This repository contains the machine learning models and analysis for predicting customer churn in retail banking. The objective is to leverage data to predict whether a customer will stay with the bank or leave (churn) with high accuracy.
The dataset used for this analysis is a dummy dataset with 10,000 rows containing various demographic and banking information for customers, with no missing values.
- Exploratory Data Analysis (EDA): To understand the distribution and relationships within the data.
- Feature Engineering: Creation of additional features like Credit Score to Age Ratio and Balance to Salary Ratio for better insights.
- Class Imbalance Handling: Use of SMOTE (Synthetic Minority Over Sampling Technique) to balance the dataset.
- Model Building: Development of multiple predictive models including SVM (with and without SMOTE), Random Forest, and Neural Networks.
- Model Evaluation: Models are evaluated based on their accuracy and the rate of false negatives.
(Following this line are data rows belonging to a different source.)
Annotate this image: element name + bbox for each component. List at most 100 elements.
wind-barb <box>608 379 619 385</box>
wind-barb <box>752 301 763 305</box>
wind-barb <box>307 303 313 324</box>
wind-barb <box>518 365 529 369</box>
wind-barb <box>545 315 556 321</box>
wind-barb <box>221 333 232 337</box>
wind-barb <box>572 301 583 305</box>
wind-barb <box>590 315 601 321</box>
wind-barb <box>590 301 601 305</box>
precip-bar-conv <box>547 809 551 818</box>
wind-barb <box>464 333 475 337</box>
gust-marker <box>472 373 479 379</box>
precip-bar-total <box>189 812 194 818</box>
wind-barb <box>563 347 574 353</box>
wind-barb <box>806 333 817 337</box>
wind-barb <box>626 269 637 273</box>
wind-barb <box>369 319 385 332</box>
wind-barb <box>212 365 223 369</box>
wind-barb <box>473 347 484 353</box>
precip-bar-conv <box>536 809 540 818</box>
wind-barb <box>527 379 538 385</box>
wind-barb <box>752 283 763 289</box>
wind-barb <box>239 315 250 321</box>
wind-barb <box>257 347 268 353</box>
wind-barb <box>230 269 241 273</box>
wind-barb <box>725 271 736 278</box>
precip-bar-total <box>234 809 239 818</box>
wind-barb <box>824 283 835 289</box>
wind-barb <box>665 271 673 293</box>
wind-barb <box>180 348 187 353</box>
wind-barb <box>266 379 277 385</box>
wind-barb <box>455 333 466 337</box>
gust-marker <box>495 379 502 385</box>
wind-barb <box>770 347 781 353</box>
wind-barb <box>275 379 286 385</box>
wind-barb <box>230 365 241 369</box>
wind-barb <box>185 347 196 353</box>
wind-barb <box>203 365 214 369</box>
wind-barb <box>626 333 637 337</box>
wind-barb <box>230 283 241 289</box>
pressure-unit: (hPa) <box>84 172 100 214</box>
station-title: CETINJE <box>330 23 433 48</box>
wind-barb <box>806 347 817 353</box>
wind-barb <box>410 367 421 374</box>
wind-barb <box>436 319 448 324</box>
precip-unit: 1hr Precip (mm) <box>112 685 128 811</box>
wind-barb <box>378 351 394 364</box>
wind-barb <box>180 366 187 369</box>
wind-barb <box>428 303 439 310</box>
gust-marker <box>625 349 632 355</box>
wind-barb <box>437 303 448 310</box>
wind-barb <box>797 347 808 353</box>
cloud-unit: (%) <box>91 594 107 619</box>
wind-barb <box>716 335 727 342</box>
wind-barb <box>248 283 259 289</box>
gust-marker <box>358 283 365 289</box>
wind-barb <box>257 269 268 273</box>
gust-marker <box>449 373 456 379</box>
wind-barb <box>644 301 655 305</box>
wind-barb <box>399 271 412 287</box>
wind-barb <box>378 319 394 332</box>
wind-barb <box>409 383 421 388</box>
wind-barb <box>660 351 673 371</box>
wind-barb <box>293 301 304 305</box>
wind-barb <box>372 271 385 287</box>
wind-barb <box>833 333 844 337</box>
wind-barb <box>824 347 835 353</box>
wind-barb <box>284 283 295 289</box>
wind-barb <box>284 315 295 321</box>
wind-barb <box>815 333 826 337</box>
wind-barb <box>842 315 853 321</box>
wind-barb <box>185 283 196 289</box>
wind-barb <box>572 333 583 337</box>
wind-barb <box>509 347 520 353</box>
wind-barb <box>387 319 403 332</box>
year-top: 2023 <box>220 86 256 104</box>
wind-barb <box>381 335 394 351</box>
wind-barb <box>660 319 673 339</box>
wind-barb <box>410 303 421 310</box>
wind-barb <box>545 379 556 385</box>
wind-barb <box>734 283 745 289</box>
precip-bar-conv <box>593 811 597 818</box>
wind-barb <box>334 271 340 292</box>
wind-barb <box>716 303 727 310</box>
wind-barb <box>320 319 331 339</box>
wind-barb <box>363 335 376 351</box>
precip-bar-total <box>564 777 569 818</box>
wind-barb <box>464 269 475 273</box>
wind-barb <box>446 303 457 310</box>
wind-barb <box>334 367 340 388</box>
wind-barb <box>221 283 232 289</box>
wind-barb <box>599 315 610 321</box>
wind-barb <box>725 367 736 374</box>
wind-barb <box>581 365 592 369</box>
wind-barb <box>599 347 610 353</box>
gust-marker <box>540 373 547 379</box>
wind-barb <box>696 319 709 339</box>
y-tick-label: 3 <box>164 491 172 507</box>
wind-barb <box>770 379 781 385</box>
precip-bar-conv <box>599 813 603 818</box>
- Inferences: Derived from plots and model outcomes to understand the characteristics of churning and remaining customers.
The Neural Network model achieved the best performance with an accuracy of around 86% and a false negative rate of 2.11%, indicating a high predictive capability for actual churn events.
- Assess and refine product offerings.
- Further explore the lack of distinctions in credit score and tenure between churned and retained customers through customer feedback surveys.
- Develop personalized strategies to retain customers with significant account balances.
- Implement continuous monitoring of strategy effectiveness.
- Enhance the collaboration between data analysis teams and customer support.
- Launch educational campaigns for customers to make informed financial decisions.
- Encourage and utilize customer feedback for improvements.
- Promote collaboration between various teams to enhance customer satisfaction and retention.